Nasreen, the oldest sister, was small and slender with a large beauty mark on her cheek. She had been educated in a private school before the family fled Baghdad. She had read feminist and political writers, poetry, and philosophy. There was an aura of sadness about Nasreen that never left, even when she smiled her slow smile. She was a poet in a factory.

Leila, the second oldest, was the tough workhorse, the leader of the family, and the moral authority. She was kindhearted and sensible. She had shopped for the family's first car and she made all the tough calls. Leila kept the family focused and calm.

Tanya had a shiny curtain of hair, a curvaceous body, and languid moves. Men were crazy about her. She often had a bouquet of roses on the table from some Back Door Johnny or other. But she seemed indifferent to these admirers, resigned to their attentions rather than pleased by them. Tanya was about as un-Nebraskan as a woman could be. She was intuitive and dramatic and spoke with her eyes and her body. Later I learned she was the family comedian and mimic. She was beautiful and sensual and could have been a great actress. But she was a lonely person, too, set apart by her strengths, too sensitive for the hard life she'd led, and isolated from American peers by her terrible history.

Shehla seemed healthy, both mentally and physically. She was pretty in a girl-next-door way, if the girl next door can be from Kurdistan. She had an eager smile and an easy laugh. She favored jeans and crisp cotton shirts. Shehla had an endearing habit of letting her sisters talk when they could, but jumping in when their English faltered. As time passed, it seemed as if Shehla allowed herself to have more problems. She had generously waited her turn and let her sisters have their problems first. When everyone else was doing better, she allowed herself the luxury of being sick.

Jabha was the second-to-youngest sister. She was fun-loving, sweet-natured, and lighthearted. She had been born during a famous battle and named Jabha, which means "battle," to commemorate that event. However, Jabha was a terrible name for her, so she was nicknamed Meena. Meena always wanted to go everywhere and to do everything. She asked lots of questions and made jokes whenever she could. Her favorite word was "tasty."

Shireen was the baby of the family. She could have been a model if we allowed our models to be size eight and of medium height. Partly because she was in school, she was the quickest to learn English and to understand American ways. She was very focused on getting a good education. Shireen had a close relationship to her mother and was used to getting star treatment in the family. Even as a new refugee in town, she was poised and confident.

That first day we talked about buying a car. Thé sisters had only been here for three months and didn't have much money.

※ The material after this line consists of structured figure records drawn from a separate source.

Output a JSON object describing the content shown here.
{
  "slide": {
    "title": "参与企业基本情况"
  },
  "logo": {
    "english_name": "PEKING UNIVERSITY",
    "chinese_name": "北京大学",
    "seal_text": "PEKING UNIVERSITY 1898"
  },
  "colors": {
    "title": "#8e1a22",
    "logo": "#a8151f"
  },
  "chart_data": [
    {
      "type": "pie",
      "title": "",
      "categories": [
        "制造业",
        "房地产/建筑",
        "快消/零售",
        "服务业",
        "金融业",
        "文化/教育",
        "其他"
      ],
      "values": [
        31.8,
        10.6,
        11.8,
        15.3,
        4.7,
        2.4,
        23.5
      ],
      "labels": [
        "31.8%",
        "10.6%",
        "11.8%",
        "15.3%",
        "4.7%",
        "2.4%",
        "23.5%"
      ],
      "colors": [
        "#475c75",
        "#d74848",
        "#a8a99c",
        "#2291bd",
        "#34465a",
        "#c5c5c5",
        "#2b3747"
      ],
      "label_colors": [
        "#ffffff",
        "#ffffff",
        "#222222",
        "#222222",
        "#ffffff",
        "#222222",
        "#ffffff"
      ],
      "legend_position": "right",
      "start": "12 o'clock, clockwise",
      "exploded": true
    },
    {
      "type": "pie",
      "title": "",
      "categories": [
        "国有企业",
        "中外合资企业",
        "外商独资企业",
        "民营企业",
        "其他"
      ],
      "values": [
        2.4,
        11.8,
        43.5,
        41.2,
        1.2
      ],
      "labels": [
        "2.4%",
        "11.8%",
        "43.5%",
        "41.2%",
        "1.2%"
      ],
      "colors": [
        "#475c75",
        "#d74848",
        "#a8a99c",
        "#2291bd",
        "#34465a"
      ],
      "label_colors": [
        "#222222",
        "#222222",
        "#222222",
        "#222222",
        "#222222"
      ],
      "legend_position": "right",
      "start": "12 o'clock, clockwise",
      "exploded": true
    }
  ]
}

All had learner's permits. Leila said they had three thousand dollars and wanted to buy a Honda or Toyota.

Later I called a friend who sold used cars. He said he would look for a good deal. I said Jim and I would contribute some money, too. Leila came with us to the car dealer. She wore a scarf and carried a big plastic purse. It was a bitterly cold day and she shivered in the icy Nebraska wind. She test-drove the car and listened as my dealer friend explained the warranty and the car's flaws and virtues. I thought we had a deal, but after I took her home, I got a call. To my surprise, she said in her heavy accent, "I went to the library and the blue book value isn't so good for this car you showed me." I marveled that Leila, in a foreign country, somehow knew to use a blue book.

The sisters eventually bought a car and I began driving lessons with Shehla, Meena, and Shireen. These driving lessons allowed us many quiet hours to talk. After we got through the harrowing first stages of learning to drive with a stick shift, on the right side of the road, and in city traffic, I became their cultural broker for jobs, education, and physical and mental health.